First, High fidelity design slows down the ideation process. Stakeholders get hung up on questions like shouldn’t that button be a little larger? Why are we using that font? And you’re stuck on trying to solve problems in a UI that you might not end up within the end.
By sketching ideas out first, you fly past this irrelevant stage of feedback and save the important feedback for the end, when the ideation is near complete.
Now although your sketch isn’t meant to be perfect, I would highly recommend practicing the basics of drawing straight lines and writing clean text so your wireframes are easy to visualize. Rather than quickly drawing a square and throwing text in, take your time to make these lines and text clean and it will really add value to you and your process.
Now with tools like notability, there are guides to helping you draw straight lines and smooth circles easily, but I still practice taking my time to make my sketches as clean as possible.
Welcome Constructive criticism
As a UX designer, it’s your job to listen and understand that other people can contribute to you moving towards a great design better than you can on your own.
Now, I’ve worked with uptight designers who felt every piece of feedback was a personal attack on their skills. In one specific case, I was mentoring a graphic designer who began working on a website for their company. He was very new at designing for the web but had some great experience designing for print.
I began giving him feedback on making his design more responsive and I could tell immediately, he had this huge mental barrier up that was not going to let me “attack” his design. At the end after a lot of time spent on the design, he presented his design to the stakeholders and they decided to scrap it all and outsource the design to an agency.
Now you can welcome constructive criticism without agreeing on each critique. It’s important to find a sweet spot between a company or product’s goals and the user experience. You still want to collect and evaluate each piece of feedback. Most times if a user or stakeholder is giving you feedback, even if the proposed solution isn’t solid, they are bringing up a problem that in most cases needs to be solved, and you can think more about how to solve it.
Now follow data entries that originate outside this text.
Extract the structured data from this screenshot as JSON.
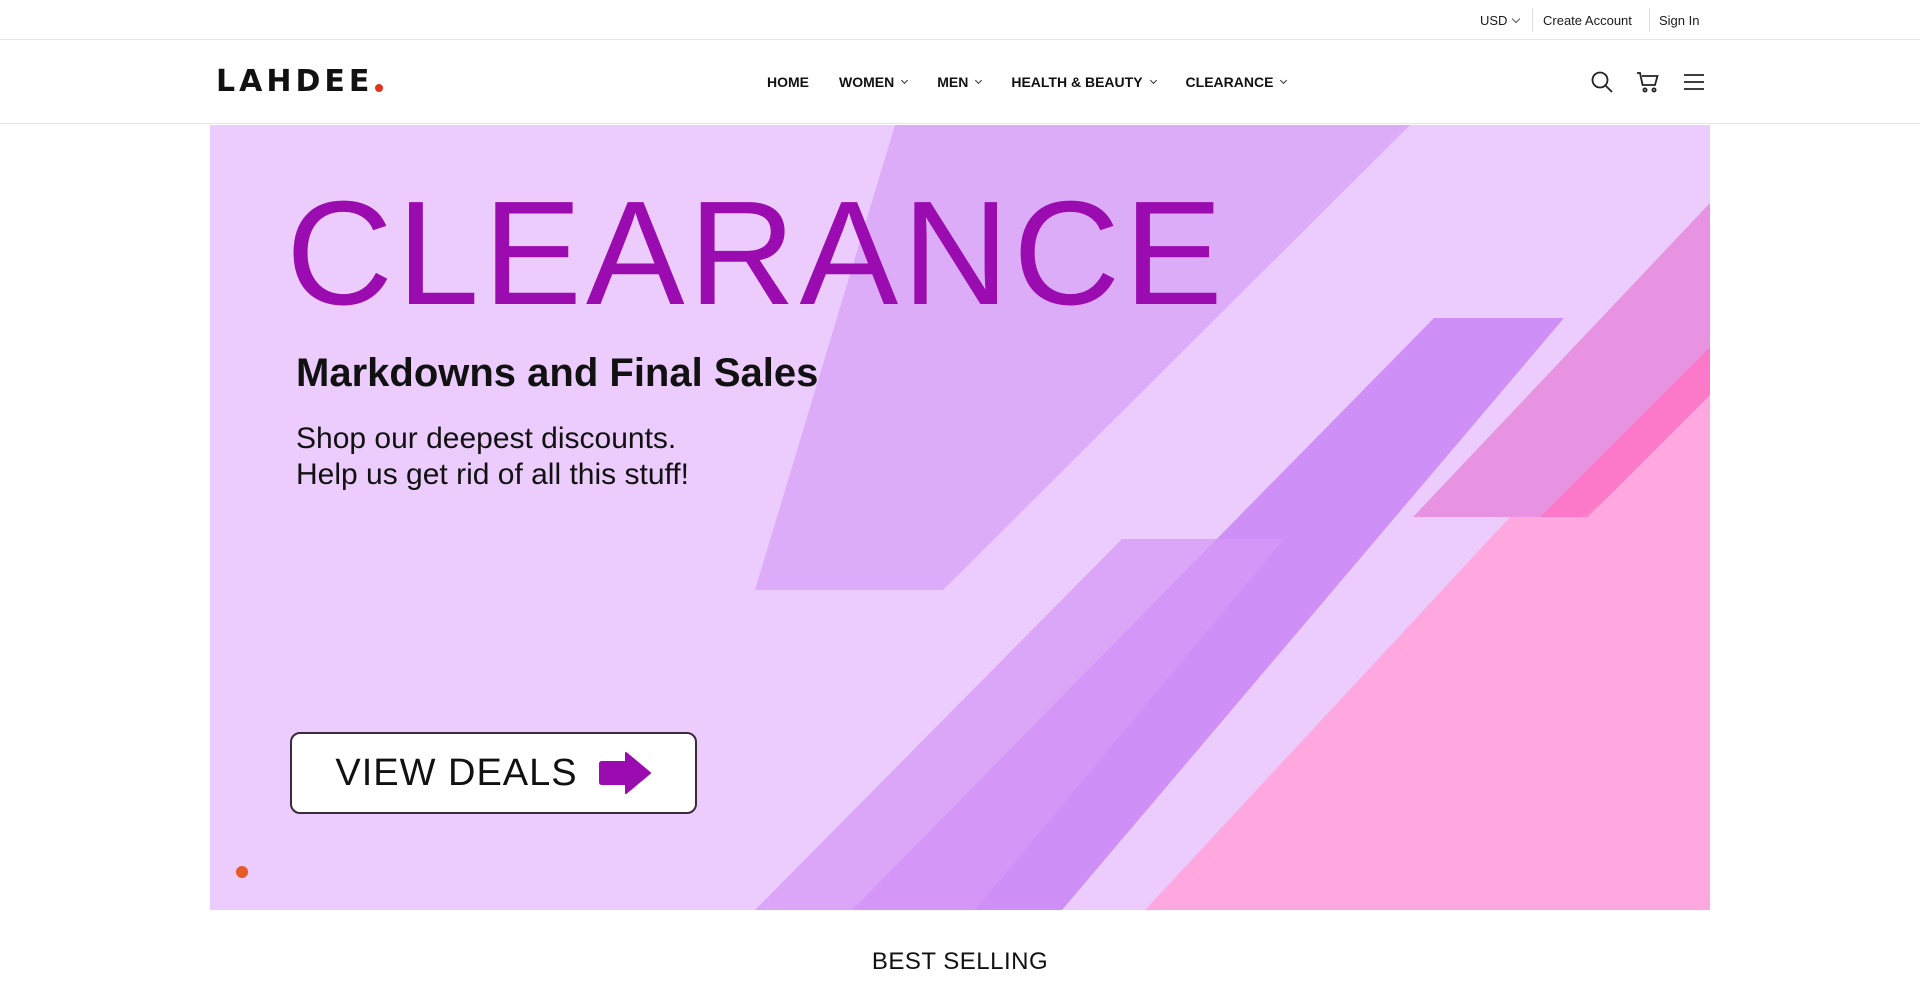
{
  "topbar": {
    "currency": "USD",
    "create_account": "Create Account",
    "sign_in": "Sign In"
  },
  "header": {
    "logo_text": "LAHDEE",
    "nav": [
      {
        "label": "HOME",
        "has_dropdown": false
      },
      {
        "label": "WOMEN",
        "has_dropdown": true
      },
      {
        "label": "MEN",
        "has_dropdown": true
      },
      {
        "label": "HEALTH & BEAUTY",
        "has_dropdown": true
      },
      {
        "label": "CLEARANCE",
        "has_dropdown": true
      }
    ],
    "icons": [
      "search-icon",
      "cart-icon",
      "menu-icon"
    ]
  },
  "hero": {
    "title": "CLEARANCE",
    "subtitle": "Markdowns and Final Sales",
    "description": "Shop our deepest discounts.\nHelp us get rid of all this stuff!",
    "cta_label": "VIEW DEALS",
    "colors": {
      "background": "#ecccfc",
      "title": "#9a0bb0",
      "accent_pink": "#ffa8e0",
      "accent_purple": "#c47cf6",
      "arrow": "#9a0bb0",
      "carousel_dot": "#e65a25"
    },
    "carousel_active_index": 0
  },
  "sections": {
    "best_selling_title": "BEST SELLING"
  }
}
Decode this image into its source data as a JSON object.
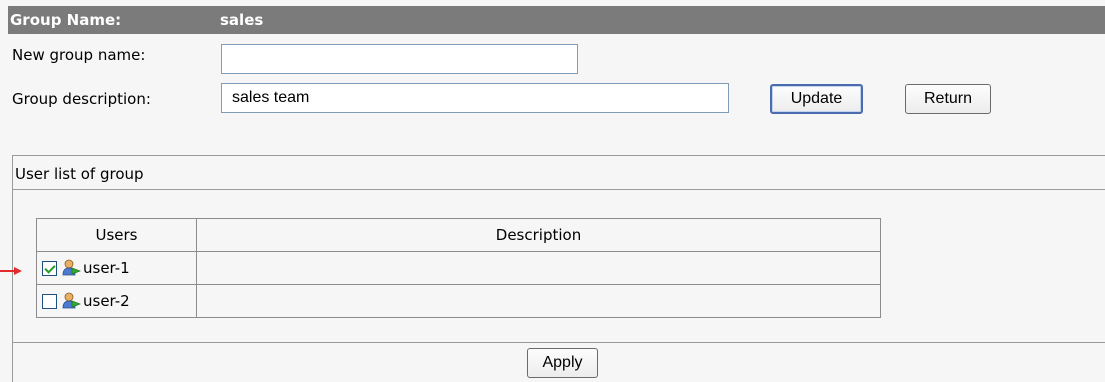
{
  "header": {
    "label": "Group Name:",
    "value": "sales"
  },
  "form": {
    "new_name_label": "New group name:",
    "new_name_value": "",
    "description_label": "Group description:",
    "description_value": "sales team"
  },
  "buttons": {
    "update": "Update",
    "return": "Return",
    "apply": "Apply"
  },
  "user_section": {
    "title": "User list of group",
    "columns": [
      "Users",
      "Description"
    ],
    "rows": [
      {
        "name": "user-1",
        "checked": true,
        "description": ""
      },
      {
        "name": "user-2",
        "checked": false,
        "description": ""
      }
    ]
  },
  "colors": {
    "header_bg": "#7b7b7b",
    "marker": "#e32b2b",
    "checkmark": "#21a121"
  }
}
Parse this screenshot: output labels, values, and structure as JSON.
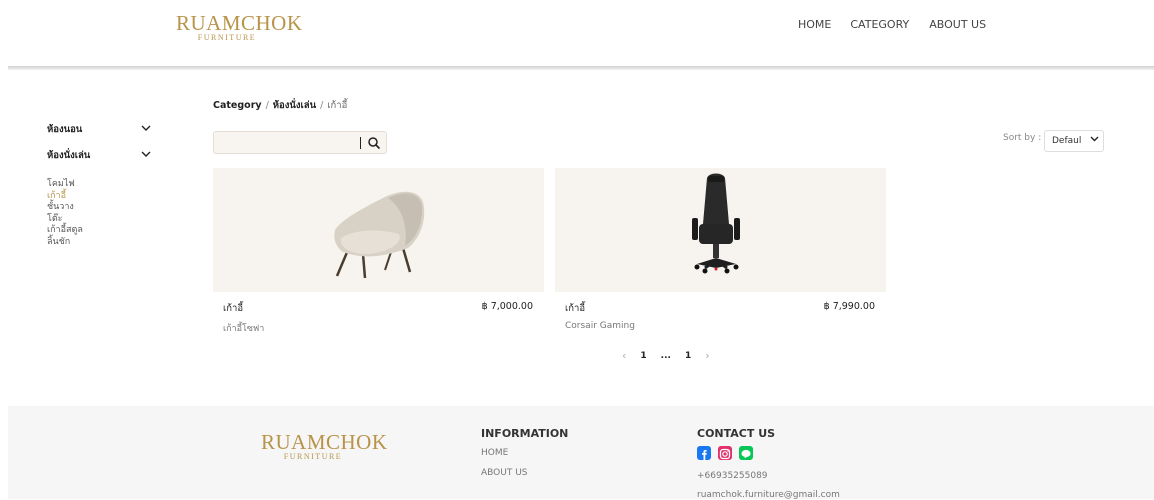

Learn to communicate your designs effectively
More important than how beautiful your work looks, is your ability to visualize and communicate solutions clearly and effectively. If you search designs on dribble, you will find thousands of exciting and vibrant concepts but it’s rarer to see good visual storytelling and experience a journey that makes sense.
Now with easy to use prototyping tools built into Figma, Adobe XD, Sketch and similar apps, you can easily prototype your designs and practice communicating your designs in a way that the user can begin at the onboarding process and finish through the product with a solid understanding of what the product is trying to solve.